George Mozek filed a complaint seeking relief in the nature of certiorari, G. L. c. 249, § 4, in the Supreme Judicial Court for Suffolk County. He alleged that, because he timely had claimed a right to trial by jury in an underlying civil action, a judge in the Superior Court violated his constitutional rights by conducting a summary judgment proceeding instead of a jury trial. But see, e.g., Kourouvacilis v. General Motors Corp., 410 Mass. 706 , 716 (1991). In addition, he claimed that "irregularities" in the Superior Court's procedures and docketing deprived him of due process of law. Mozek sought an order requiring the Superior Court to certify the record to this court, and to "desist" from further proceedings pending review. [Note 2]
The single justice properly denied relief.

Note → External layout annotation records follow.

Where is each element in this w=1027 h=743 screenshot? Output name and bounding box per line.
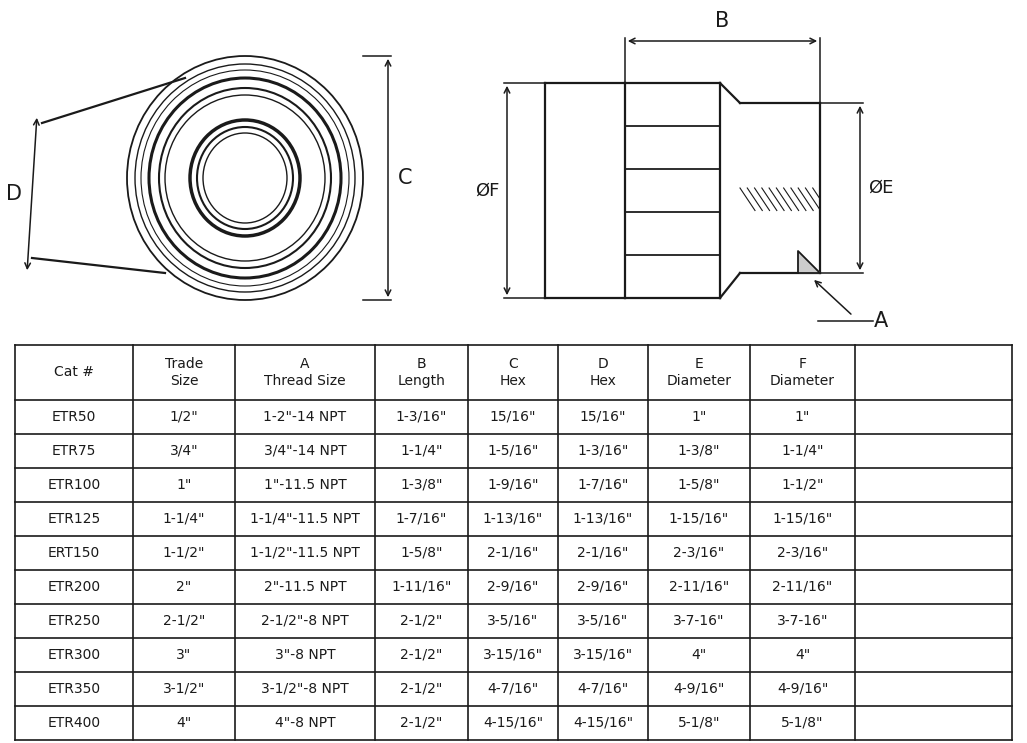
Text: 2-3/16": 2-3/16" xyxy=(776,546,828,560)
Text: 1-3/16": 1-3/16" xyxy=(395,410,447,424)
Text: 4-9/16": 4-9/16" xyxy=(674,682,725,696)
Text: 1-1/4": 1-1/4" xyxy=(782,444,824,458)
Text: 3/4"-14 NPT: 3/4"-14 NPT xyxy=(264,444,346,458)
Text: ETR300: ETR300 xyxy=(47,648,101,662)
Text: C: C xyxy=(398,168,413,188)
Text: Trade
Size: Trade Size xyxy=(165,357,203,388)
Text: 4": 4" xyxy=(795,648,810,662)
Text: 2-1/2": 2-1/2" xyxy=(401,614,443,628)
Text: 1-15/16": 1-15/16" xyxy=(772,512,833,526)
Text: 2-1/2"-8 NPT: 2-1/2"-8 NPT xyxy=(261,614,349,628)
Text: 1"-11.5 NPT: 1"-11.5 NPT xyxy=(264,478,346,492)
Text: 2-1/2": 2-1/2" xyxy=(401,648,443,662)
Text: 4": 4" xyxy=(177,716,192,730)
Text: Cat #: Cat # xyxy=(54,366,94,380)
Text: 1-7/16": 1-7/16" xyxy=(577,478,629,492)
Text: 1-2"-14 NPT: 1-2"-14 NPT xyxy=(264,410,346,424)
Text: 15/16": 15/16" xyxy=(580,410,626,424)
Text: 2": 2" xyxy=(177,580,192,594)
Text: 4-9/16": 4-9/16" xyxy=(776,682,828,696)
Text: 2-9/16": 2-9/16" xyxy=(488,580,539,594)
Text: 1-13/16": 1-13/16" xyxy=(483,512,543,526)
Text: 1-11/16": 1-11/16" xyxy=(391,580,452,594)
Text: 1-15/16": 1-15/16" xyxy=(669,512,729,526)
Text: 4-15/16": 4-15/16" xyxy=(573,716,633,730)
Text: 3-1/2": 3-1/2" xyxy=(163,682,205,696)
Text: ETR75: ETR75 xyxy=(51,444,97,458)
Text: D
Hex: D Hex xyxy=(589,357,616,388)
Text: ETR350: ETR350 xyxy=(47,682,101,696)
Text: 4-15/16": 4-15/16" xyxy=(483,716,543,730)
Text: ØF: ØF xyxy=(474,181,499,200)
Text: ETR125: ETR125 xyxy=(47,512,101,526)
Text: 1-3/16": 1-3/16" xyxy=(577,444,629,458)
Text: ETR400: ETR400 xyxy=(47,716,101,730)
Text: 2-9/16": 2-9/16" xyxy=(577,580,629,594)
Text: 1": 1" xyxy=(795,410,810,424)
Text: 5-1/8": 5-1/8" xyxy=(678,716,720,730)
Text: 1-1/4": 1-1/4" xyxy=(162,512,205,526)
Text: ETR100: ETR100 xyxy=(47,478,101,492)
Text: 3-15/16": 3-15/16" xyxy=(483,648,543,662)
Text: 1-7/16": 1-7/16" xyxy=(395,512,447,526)
Text: 4-7/16": 4-7/16" xyxy=(577,682,629,696)
Text: D: D xyxy=(6,184,22,204)
Text: B
Length: B Length xyxy=(397,357,446,388)
Text: 3-15/16": 3-15/16" xyxy=(573,648,633,662)
Text: ETR50: ETR50 xyxy=(51,410,97,424)
Text: A
Thread Size: A Thread Size xyxy=(264,357,346,388)
Text: 2-3/16": 2-3/16" xyxy=(674,546,725,560)
Text: 1-3/8": 1-3/8" xyxy=(678,444,720,458)
Text: 1-5/8": 1-5/8" xyxy=(678,478,720,492)
Text: 1-1/2"-11.5 NPT: 1-1/2"-11.5 NPT xyxy=(250,546,359,560)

Review under G. L. c. 249, § 4, is available, in the words of the statute, to "correct errors in proceedings . . . which . . . are not otherwise reviewable by motion or by appeal." "[C]ertiorari does not provide an additional or alternative avenue of appellate review." Picciotto v. Superior Court Dep't of the Trial Court, 437 Mass. 1019 , 1020 (2002). Here, Mozek has or had an alternative remedy to certiorari,
i.e., the ordinary appellate process. The fact that he raised constitutional issues associated with the right to a jury trial does not alter that analysis.
George Mozek, pro se.
Walter H. Porr, Jr., Assistant City Solicitor (Paul Capizzi, City Solicitor, with him) for city of Revere & another.
[Note 1] Suffolk Superior Court. We acknowledge that the board of health of Revere (board) is a party to the underlying Superior Court action and that Mozek argues that the board is a party to this appeal as well. We shall treat the board as a party.
[Note 2] Mozek's appellate brief makes arguments, and seeks relief, neither made to nor requested from the single justice. Among other things, he alleges that the Superior Court judge erred in entering summary judgment, and that the Appeals Court erred in various respects in matters he filed in that court. "We do not consider any . . . issues, arguments, [or] claims raised [by the petitioner] on appeal that were not raised before the single justice." Bloise v. Bloise, 437 Mass. 1010 , 1010 (2002).